Pethia reval
- Conservation status: Endangered (IUCN 3.1)

Scientific classification
- Kingdom: Animalia
- Phylum: Chordata
- Class: Actinopterygii
- Order: Cypriniformes
- Family: Cyprinidae
- Genus: Pethia
- Species: P. reval
- Binomial name: Pethia reval (Meegaskumbura, Anjana Silva, Maduwage & Pethiyagoda, 2008)

= Pethia reval =

- Authority: (Meegaskumbura, Anjana Silva, Maduwage & Pethiyagoda, 2008)
- Conservation status: EN

Species of fish

Pethia reval, the red-finned barb, or redfin two-banded carplet, is a species of cyprinid fish endemic to Sri Lanka.
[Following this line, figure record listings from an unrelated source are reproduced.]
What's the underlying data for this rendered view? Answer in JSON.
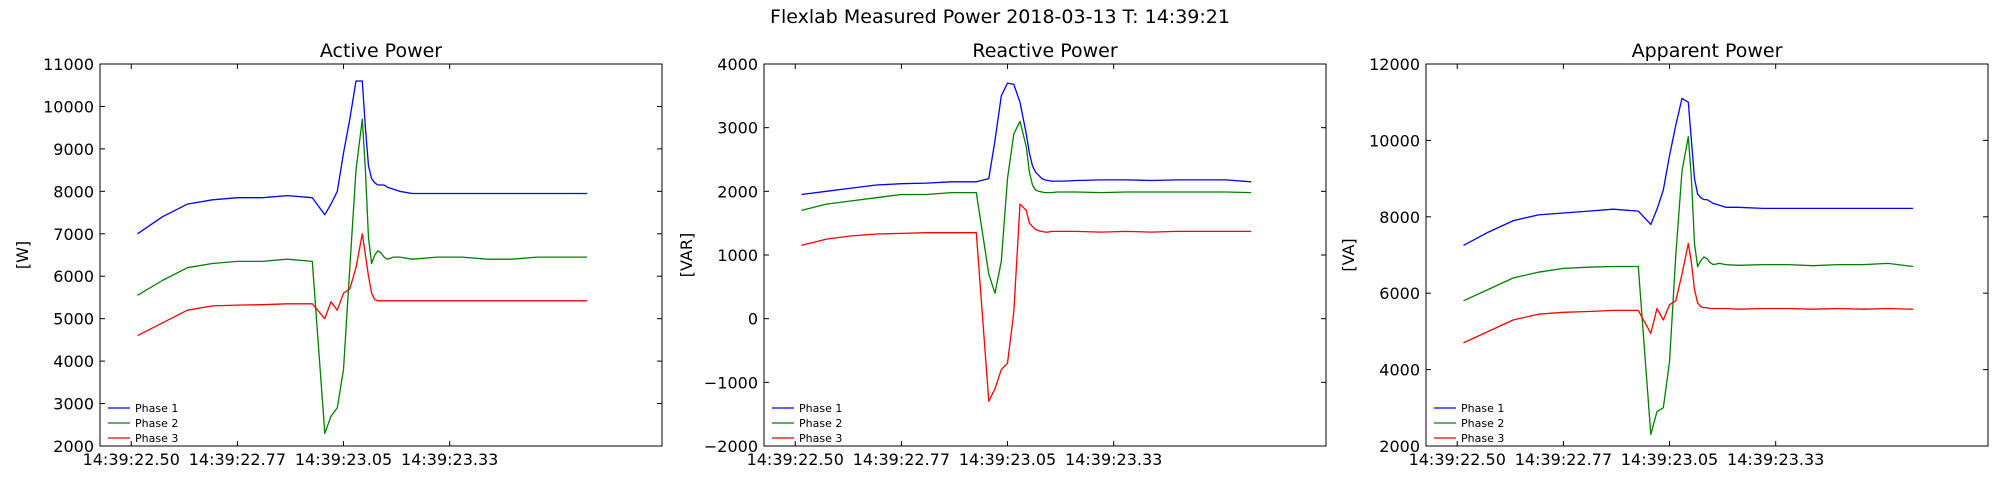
{
  "figure": {
    "suptitle": "Flexlab Measured Power 2018-03-13 T: 14:39:21"
  },
  "chart_data": [
    {
      "type": "line",
      "title": "Active Power",
      "xlabel": "",
      "ylabel": "[W]",
      "xlim": [
        0,
        90
      ],
      "ylim": [
        2000,
        11000
      ],
      "xticks": [
        5,
        22,
        39,
        56
      ],
      "xtick_labels": [
        "14:39:22.50",
        "14:39:22.77",
        "14:39:23.05",
        "14:39:23.33"
      ],
      "yticks": [
        2000,
        3000,
        4000,
        5000,
        6000,
        7000,
        8000,
        9000,
        10000,
        11000
      ],
      "grid": false,
      "legend": "lower-left",
      "x": [
        6,
        10,
        14,
        18,
        22,
        26,
        30,
        34,
        36,
        37,
        38,
        39,
        40,
        41,
        42,
        42.5,
        43,
        43.5,
        44,
        44.5,
        45,
        45.5,
        46,
        47,
        48,
        50,
        54,
        58,
        62,
        66,
        70,
        74,
        78
      ],
      "series": [
        {
          "name": "Phase 1",
          "color": "#0000ff",
          "values": [
            7000,
            7400,
            7700,
            7800,
            7850,
            7850,
            7900,
            7850,
            7450,
            7700,
            8000,
            8900,
            9700,
            10600,
            10600,
            9500,
            8600,
            8300,
            8200,
            8150,
            8150,
            8150,
            8100,
            8050,
            8000,
            7950,
            7950,
            7950,
            7950,
            7950,
            7950,
            7950,
            7950
          ]
        },
        {
          "name": "Phase 2",
          "color": "#008000",
          "values": [
            5550,
            5900,
            6200,
            6300,
            6350,
            6350,
            6400,
            6350,
            2300,
            2700,
            2900,
            3800,
            6200,
            8500,
            9700,
            8500,
            6900,
            6300,
            6500,
            6600,
            6550,
            6450,
            6400,
            6450,
            6450,
            6400,
            6450,
            6450,
            6400,
            6400,
            6450,
            6450,
            6450
          ]
        },
        {
          "name": "Phase 3",
          "color": "#ff0000",
          "values": [
            4600,
            4900,
            5200,
            5300,
            5320,
            5330,
            5350,
            5350,
            5000,
            5400,
            5200,
            5600,
            5700,
            6200,
            7000,
            6500,
            6000,
            5600,
            5450,
            5420,
            5420,
            5420,
            5420,
            5420,
            5420,
            5420,
            5420,
            5420,
            5420,
            5420,
            5420,
            5420,
            5420
          ]
        }
      ]
    },
    {
      "type": "line",
      "title": "Reactive Power",
      "xlabel": "",
      "ylabel": "[VAR]",
      "xlim": [
        0,
        90
      ],
      "ylim": [
        -2000,
        4000
      ],
      "xticks": [
        5,
        22,
        39,
        56
      ],
      "xtick_labels": [
        "14:39:22.50",
        "14:39:22.77",
        "14:39:23.05",
        "14:39:23.33"
      ],
      "yticks": [
        -2000,
        -1000,
        0,
        1000,
        2000,
        3000,
        4000
      ],
      "grid": false,
      "legend": "lower-left",
      "x": [
        6,
        10,
        14,
        18,
        22,
        26,
        30,
        34,
        36,
        37,
        38,
        39,
        40,
        41,
        42,
        42.5,
        43,
        43.5,
        44,
        44.5,
        45,
        45.5,
        46,
        47,
        48,
        50,
        54,
        58,
        62,
        66,
        70,
        74,
        78
      ],
      "series": [
        {
          "name": "Phase 1",
          "color": "#0000ff",
          "values": [
            1950,
            2000,
            2050,
            2100,
            2120,
            2130,
            2150,
            2150,
            2200,
            2800,
            3500,
            3700,
            3680,
            3400,
            2900,
            2600,
            2400,
            2300,
            2250,
            2200,
            2180,
            2170,
            2160,
            2160,
            2160,
            2170,
            2180,
            2180,
            2170,
            2180,
            2180,
            2180,
            2150
          ]
        },
        {
          "name": "Phase 2",
          "color": "#008000",
          "values": [
            1700,
            1800,
            1850,
            1900,
            1950,
            1950,
            1980,
            1980,
            700,
            400,
            900,
            2200,
            2900,
            3100,
            2700,
            2300,
            2100,
            2020,
            2000,
            1990,
            1980,
            1980,
            1980,
            1990,
            1990,
            1990,
            1980,
            1990,
            1990,
            1990,
            1990,
            1990,
            1980
          ]
        },
        {
          "name": "Phase 3",
          "color": "#ff0000",
          "values": [
            1150,
            1250,
            1300,
            1330,
            1340,
            1350,
            1350,
            1350,
            -1300,
            -1100,
            -800,
            -700,
            100,
            1800,
            1700,
            1500,
            1450,
            1400,
            1380,
            1370,
            1360,
            1360,
            1370,
            1370,
            1370,
            1370,
            1360,
            1370,
            1360,
            1370,
            1370,
            1370,
            1370
          ]
        }
      ]
    },
    {
      "type": "line",
      "title": "Apparent Power",
      "xlabel": "",
      "ylabel": "[VA]",
      "xlim": [
        0,
        90
      ],
      "ylim": [
        2000,
        12000
      ],
      "xticks": [
        5,
        22,
        39,
        56
      ],
      "xtick_labels": [
        "14:39:22.50",
        "14:39:22.77",
        "14:39:23.05",
        "14:39:23.33"
      ],
      "yticks": [
        2000,
        4000,
        6000,
        8000,
        10000,
        12000
      ],
      "grid": false,
      "legend": "lower-left",
      "x": [
        6,
        10,
        14,
        18,
        22,
        26,
        30,
        34,
        36,
        37,
        38,
        39,
        40,
        41,
        42,
        42.5,
        43,
        43.5,
        44,
        44.5,
        45,
        45.5,
        46,
        47,
        48,
        50,
        54,
        58,
        62,
        66,
        70,
        74,
        78
      ],
      "series": [
        {
          "name": "Phase 1",
          "color": "#0000ff",
          "values": [
            7250,
            7600,
            7900,
            8050,
            8100,
            8150,
            8200,
            8150,
            7800,
            8200,
            8700,
            9600,
            10400,
            11100,
            11000,
            10000,
            9000,
            8600,
            8500,
            8450,
            8450,
            8400,
            8350,
            8300,
            8250,
            8250,
            8220,
            8220,
            8220,
            8220,
            8220,
            8220,
            8220
          ]
        },
        {
          "name": "Phase 2",
          "color": "#008000",
          "values": [
            5800,
            6100,
            6400,
            6550,
            6650,
            6680,
            6700,
            6700,
            2300,
            2900,
            3000,
            4200,
            7000,
            9200,
            10100,
            9000,
            7300,
            6700,
            6850,
            6950,
            6900,
            6800,
            6750,
            6780,
            6750,
            6730,
            6750,
            6750,
            6720,
            6750,
            6750,
            6780,
            6700
          ]
        },
        {
          "name": "Phase 3",
          "color": "#ff0000",
          "values": [
            4700,
            5000,
            5300,
            5450,
            5500,
            5520,
            5550,
            5550,
            4950,
            5600,
            5300,
            5700,
            5800,
            6500,
            7300,
            6800,
            6100,
            5750,
            5650,
            5620,
            5620,
            5600,
            5600,
            5600,
            5600,
            5580,
            5600,
            5600,
            5580,
            5600,
            5580,
            5600,
            5580
          ]
        }
      ]
    }
  ]
}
This species can reach a length of 3.4 cm SL.

Congener, Pethia cumingii, also a Sri Lankan endemic, has long been presumed to be dichromatic with some populations exhibiting yellow fins and others displaying red fins. In 2008, the red-finned populations were elevated to the status of species and given the name, Pethia reval, while the yellow-finned form remains P. cumingii. It is P. reval, the red-finned species, that has been kept most frequently by aquarists since the 1930s though identified as P. cumingii throughout the aquarium literature and aquarium trade until recently.